By Jessica Connor
Are there any limits on the authority of the secretary of General Conference to decide the number of delegates?
That’s what the United Methodist Judicial Council is being asked to determine when it convenes Oct. 27-30 in New Orleans.
The S.C. Conference is requesting a ruling on whether the secretary has the right to determine the number of delegates to General Conference. Per the United Methodist Constitution, delegates to the quadrennial General Conference must be no fewer than 600 and no more than 1,000, half of which must be clergy and half laity (Para. 13).
Every annual conference is entitled to two delegates. Beyond that, conferences get a proportional number of delegates based on a formula established in the Book of Discipline (Para. 502). But for years, the formula has produced delegates that are more than the 1,000 maximum, said S.C. Conference Secretary the Rev. Tim Rogers, who filed the brief for this conference. So the secretary of General Conference, currently the Rev. L. Fitzgerald Reist, is given the authority to adjust the number to bring it within constitutional limits.
But this year, Rogers said, the church is facing two notable issues when it comes to delegates. First, the addition of the Ivory Coast Conference (the newest and largest conference in the world) means other conferences must lose delegates to accommodate it. Second, there is some discussion in the church that General Conference is simply too big or cumbersome or costly, and that the secretary of General Conference might consider reducing the number of delegates to the bare minimum of 600. That would be a huge difference, given that South Carolina sent 20 delegates last year; this state could see its number halved.
“The issue is: Does the secretary of General Conference have the authority himself to reduce the size of General Conference more than is necessary to bring it within constitutional limits?” Rogers said.
Certainly, South Carolina will lose some delegates because of the new Ivory Coast members.
“But to do this (reduce the size more than necessary), you change the nature of the General Conference because you are changing the representation,” Rogers said. “That’s a drastic reduction.”
He said the General Conference actually has already voiced an opinion about whether the size should be reduced to the bare minimum.
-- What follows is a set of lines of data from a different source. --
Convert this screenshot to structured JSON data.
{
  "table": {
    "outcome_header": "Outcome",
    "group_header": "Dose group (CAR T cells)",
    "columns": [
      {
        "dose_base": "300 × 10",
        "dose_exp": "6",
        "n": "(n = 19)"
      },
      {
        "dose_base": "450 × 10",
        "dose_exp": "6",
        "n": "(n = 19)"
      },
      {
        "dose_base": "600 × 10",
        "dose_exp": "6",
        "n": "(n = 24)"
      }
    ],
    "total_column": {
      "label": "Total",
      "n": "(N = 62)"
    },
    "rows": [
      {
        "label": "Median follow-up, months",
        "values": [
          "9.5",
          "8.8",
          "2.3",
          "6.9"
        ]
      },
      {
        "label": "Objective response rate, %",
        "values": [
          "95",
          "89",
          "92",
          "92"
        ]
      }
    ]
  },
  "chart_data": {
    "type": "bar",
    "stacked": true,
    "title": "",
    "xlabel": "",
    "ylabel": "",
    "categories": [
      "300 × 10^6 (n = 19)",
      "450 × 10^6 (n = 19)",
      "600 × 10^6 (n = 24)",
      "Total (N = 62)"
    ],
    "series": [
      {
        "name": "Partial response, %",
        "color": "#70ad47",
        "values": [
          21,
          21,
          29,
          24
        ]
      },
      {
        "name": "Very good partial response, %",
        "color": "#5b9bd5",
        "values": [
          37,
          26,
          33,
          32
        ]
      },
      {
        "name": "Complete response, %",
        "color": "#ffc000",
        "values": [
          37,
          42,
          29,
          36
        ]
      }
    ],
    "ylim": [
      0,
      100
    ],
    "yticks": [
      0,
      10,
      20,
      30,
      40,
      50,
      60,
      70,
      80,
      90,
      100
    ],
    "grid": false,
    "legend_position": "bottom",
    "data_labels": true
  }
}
At the last conference, the Commission on the General Conference proposed a reduction to a minimum of 500 and maximum of 600 delegates, but the Legislative Committee on Conferences voted it down 46-0, and then the full conference voted it down 842-24.
“It was defeated as completely as you can defeat something,” Rogers said.
Regardless of whether the secretary is contemplating this, the top court is being asked to determine if the secretary has such authority.
The Rev. Roger Gramling, president of the S.C. United Methodist Foundation who is a former secretary and former parliamentarian of the S.C. Conference, said the secretary of General Conference is an administrative officer and is therefore limited to the authority given him by the conference.
“The secretary of the General Conference has the authority to remedy a situation, but only in the case where the prescribed calculation results in a number of delegates where it’s below the minimum or above the maximum,” Gramling said. “I think the right to remedy is not the same as the right to set or determine the number of delegates to General Conference, and in doing so, the secretary would be exceeding his or her authority.”
The Rev. Sara White, who was a delegate to the last conference, said she agrees with South Carolina’s filing. She said there are several matters at hand, substantial matters about cost and size that cannot be answered by just cutting the number of delegates.
“What I read in the Discipline does not give the secretary this kind of across-the-board powers,” White said. “It’s a matter for General Conference to decide, not the secretary.”
Thirty other cases are also on the Judicial Council’s fall docket. The top court will revisit a decision allowing a Virginia pastor to bar a gay man from joining his congregation. The court also is being asked to reconsider a decision upholding the dismissal of a S.C. clergyman, Jimmy J. Montgomery, accused of having an ongoing affair with a married woman.